London 02/02/2016 - BHP Billiton is under pressure to cut its dividend after it was downgraded by ratings agency Standard & Poor, analysts said.

S&P lowered the rating on the Australian miner's senior secured notes to A from A+ and on its subordinated notes to BBB+ from A-. The agency may lower its ratings one notch further after BHP releases its earnings on February 23.

This followed a report from ratings agency Moody's, which placed BHP under review for a possible downgrade.

For BHP Billiton to hold onto its ratings, which are still the highest in the sector, significant counter-measures are needed. The obvious resolution would be to cut its dividend policy, analysts said.

"The company is highly protective of its balance sheet and rating, which can only mean one thing and what people have been saying for a long time - the dividend is unsustainable and is vulnerable to a cut. The question is by how much," SP Angel said in a note on Tuesday.

BHP Billiton is "committed to a progressive dividend policy", it said in a financial review in November, despite a 52-percent slump in full-year profits.

The miner intends to at least maintain or steadily increase the dividend at each half-yearly payment. The full-year 2015 dividend was up two percent on the previous year at 121 cents per share.

But the company has become a victim of its own success, with growth in the dividend outpacing its ability to increase earnings, particularly while commodity prices have been on a downward trajectory, Investec said.

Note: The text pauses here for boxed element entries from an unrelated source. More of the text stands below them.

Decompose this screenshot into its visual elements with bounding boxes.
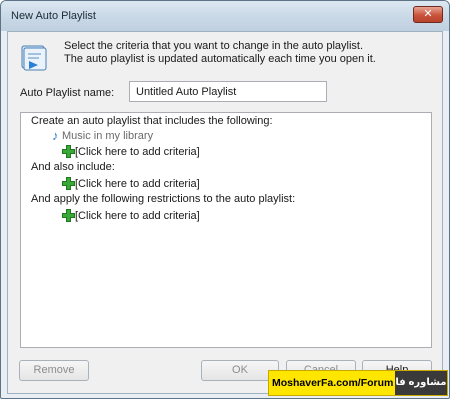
add-plus-icon — [62, 177, 75, 190]
watermark-badge: تالار مشاوره فا — [395, 371, 447, 395]
criteria-heading-include: Create an auto playlist that includes th… — [31, 115, 273, 127]
playlist-name-field[interactable] — [129, 81, 327, 102]
criteria-heading-also-include: And also include: — [31, 161, 115, 173]
dialog-body: Select the criteria that you want to cha… — [7, 31, 443, 394]
add-plus-icon — [62, 209, 75, 222]
add-criteria-text: [Click here to add criteria] — [75, 146, 200, 158]
remove-button[interactable]: Remove — [19, 360, 89, 381]
music-note-icon: ♪ — [52, 128, 59, 143]
dialog-window: New Auto Playlist ✕ Select the criteria … — [0, 0, 450, 399]
add-criteria-text: [Click here to add criteria] — [75, 210, 200, 222]
add-plus-icon — [62, 145, 75, 158]
window-title: New Auto Playlist — [11, 10, 96, 22]
playlist-wizard-icon — [21, 45, 47, 71]
title-bar[interactable]: New Auto Playlist ✕ — [1, 1, 449, 31]
close-button[interactable]: ✕ — [413, 6, 443, 23]
criteria-panel[interactable]: Create an auto playlist that includes th… — [20, 112, 432, 348]
criteria-heading-restrictions: And apply the following restrictions to … — [31, 193, 296, 205]
playlist-name-label: Auto Playlist name: — [20, 87, 115, 99]
watermark-site-text: MoshaverFa.com/Forum — [272, 377, 394, 389]
add-criteria-text: [Click here to add criteria] — [75, 178, 200, 190]
add-criteria-link-1[interactable]: [Click here to add criteria] — [62, 145, 200, 159]
intro-line-1: Select the criteria that you want to cha… — [64, 40, 364, 52]
criteria-music-library[interactable]: ♪ Music in my library — [52, 129, 153, 143]
intro-line-2: The auto playlist is updated automatical… — [64, 53, 376, 65]
add-criteria-link-2[interactable]: [Click here to add criteria] — [62, 177, 200, 191]
music-library-label: Music in my library — [62, 130, 154, 142]
close-icon: ✕ — [423, 8, 433, 20]
add-criteria-link-3[interactable]: [Click here to add criteria] — [62, 209, 200, 223]
forum-watermark: MoshaverFa.com/Forum تالار مشاوره فا — [268, 370, 448, 396]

"Our forecasts for BHP assume a dividend payment regime based on a 25 percent pay-out ratio on sustainable operating cash flows[, which] would offer a resilient minimum base for ongoing shareholder returns, while returning BHP to pay-out ratios akin to historical levels," it added.

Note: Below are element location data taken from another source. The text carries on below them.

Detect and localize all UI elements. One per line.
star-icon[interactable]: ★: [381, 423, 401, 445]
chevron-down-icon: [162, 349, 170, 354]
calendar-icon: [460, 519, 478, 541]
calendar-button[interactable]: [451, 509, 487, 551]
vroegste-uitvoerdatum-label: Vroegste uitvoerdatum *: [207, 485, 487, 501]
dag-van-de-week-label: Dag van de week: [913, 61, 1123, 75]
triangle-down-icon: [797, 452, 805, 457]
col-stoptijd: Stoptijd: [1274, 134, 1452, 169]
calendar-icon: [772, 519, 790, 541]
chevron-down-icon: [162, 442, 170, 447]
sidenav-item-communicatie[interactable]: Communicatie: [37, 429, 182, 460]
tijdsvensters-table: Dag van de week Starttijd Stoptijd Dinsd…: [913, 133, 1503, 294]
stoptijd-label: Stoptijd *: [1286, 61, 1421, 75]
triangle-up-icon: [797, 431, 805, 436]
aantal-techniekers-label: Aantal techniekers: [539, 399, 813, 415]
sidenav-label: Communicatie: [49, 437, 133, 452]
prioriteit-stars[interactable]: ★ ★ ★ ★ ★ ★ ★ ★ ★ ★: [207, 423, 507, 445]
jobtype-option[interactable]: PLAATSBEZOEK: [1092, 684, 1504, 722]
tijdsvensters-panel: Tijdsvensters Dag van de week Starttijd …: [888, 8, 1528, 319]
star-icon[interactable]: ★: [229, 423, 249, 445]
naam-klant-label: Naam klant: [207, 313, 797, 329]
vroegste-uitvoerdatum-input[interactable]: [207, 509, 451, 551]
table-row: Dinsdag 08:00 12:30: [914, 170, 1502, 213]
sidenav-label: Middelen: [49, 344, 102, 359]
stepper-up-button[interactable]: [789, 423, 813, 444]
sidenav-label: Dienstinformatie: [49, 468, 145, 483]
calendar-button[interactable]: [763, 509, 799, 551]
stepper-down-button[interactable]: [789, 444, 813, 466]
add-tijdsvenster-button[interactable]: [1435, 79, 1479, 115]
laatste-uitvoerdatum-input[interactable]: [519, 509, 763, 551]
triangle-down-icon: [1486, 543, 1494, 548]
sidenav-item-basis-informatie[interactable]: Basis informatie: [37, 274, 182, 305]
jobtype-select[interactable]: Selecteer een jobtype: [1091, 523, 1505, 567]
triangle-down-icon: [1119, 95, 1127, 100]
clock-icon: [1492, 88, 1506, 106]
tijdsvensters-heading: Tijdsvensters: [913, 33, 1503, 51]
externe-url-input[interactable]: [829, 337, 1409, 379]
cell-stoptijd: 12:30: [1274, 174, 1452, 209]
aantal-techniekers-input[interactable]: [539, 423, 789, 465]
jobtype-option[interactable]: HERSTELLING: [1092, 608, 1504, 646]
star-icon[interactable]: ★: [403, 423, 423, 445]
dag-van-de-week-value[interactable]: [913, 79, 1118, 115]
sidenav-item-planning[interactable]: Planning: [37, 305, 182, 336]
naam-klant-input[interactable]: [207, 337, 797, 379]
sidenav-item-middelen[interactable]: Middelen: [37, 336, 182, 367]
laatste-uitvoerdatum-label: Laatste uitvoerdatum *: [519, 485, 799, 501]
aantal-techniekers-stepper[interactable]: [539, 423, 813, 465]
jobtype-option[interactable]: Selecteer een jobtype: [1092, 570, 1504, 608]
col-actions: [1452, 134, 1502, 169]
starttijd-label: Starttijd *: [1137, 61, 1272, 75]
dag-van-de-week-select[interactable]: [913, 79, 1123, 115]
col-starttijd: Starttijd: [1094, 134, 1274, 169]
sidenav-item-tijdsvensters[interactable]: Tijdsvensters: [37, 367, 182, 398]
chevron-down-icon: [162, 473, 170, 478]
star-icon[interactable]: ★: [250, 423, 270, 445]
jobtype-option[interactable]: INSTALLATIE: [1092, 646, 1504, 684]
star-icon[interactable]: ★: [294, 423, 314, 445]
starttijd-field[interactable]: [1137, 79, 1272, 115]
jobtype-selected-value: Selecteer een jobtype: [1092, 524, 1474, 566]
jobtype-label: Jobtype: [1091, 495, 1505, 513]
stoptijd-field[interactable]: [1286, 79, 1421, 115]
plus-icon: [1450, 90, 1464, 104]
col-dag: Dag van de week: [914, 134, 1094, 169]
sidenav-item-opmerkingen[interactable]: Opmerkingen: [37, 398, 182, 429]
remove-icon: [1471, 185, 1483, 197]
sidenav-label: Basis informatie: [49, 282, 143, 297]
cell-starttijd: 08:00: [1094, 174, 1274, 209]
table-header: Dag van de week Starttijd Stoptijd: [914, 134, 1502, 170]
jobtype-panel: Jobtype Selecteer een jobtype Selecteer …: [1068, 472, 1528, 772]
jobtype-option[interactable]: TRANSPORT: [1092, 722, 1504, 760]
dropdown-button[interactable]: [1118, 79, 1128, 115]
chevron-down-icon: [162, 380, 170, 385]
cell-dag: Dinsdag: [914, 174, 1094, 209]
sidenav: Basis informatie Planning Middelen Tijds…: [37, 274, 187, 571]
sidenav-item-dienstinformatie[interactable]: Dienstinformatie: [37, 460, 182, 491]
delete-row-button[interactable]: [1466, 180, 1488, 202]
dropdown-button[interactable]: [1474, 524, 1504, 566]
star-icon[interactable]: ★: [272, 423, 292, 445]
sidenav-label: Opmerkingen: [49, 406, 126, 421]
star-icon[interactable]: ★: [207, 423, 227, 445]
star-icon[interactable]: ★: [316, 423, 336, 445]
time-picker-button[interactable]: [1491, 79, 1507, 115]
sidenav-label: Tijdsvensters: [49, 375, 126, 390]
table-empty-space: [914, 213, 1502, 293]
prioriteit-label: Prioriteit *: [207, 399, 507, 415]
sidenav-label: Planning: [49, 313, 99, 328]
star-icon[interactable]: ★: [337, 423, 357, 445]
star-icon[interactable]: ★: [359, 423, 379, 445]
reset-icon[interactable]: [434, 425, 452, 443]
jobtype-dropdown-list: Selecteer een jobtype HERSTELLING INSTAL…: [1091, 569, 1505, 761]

Investors have become increasingly nervous - BHP Billiton's share price on the London Stock Exchange (LSE) was down 6.89 percent at 631.4 pence, considerably lower than the 1,484.5p it traded at this time last year.

Last month it warned of further impairment charges for its current fiscal year, expecting its underlying attributable profit in the half year ended December 2015 to include additional charges of $300-450 million related to redundancies, inventory writedowns and global royalty and taxation matters.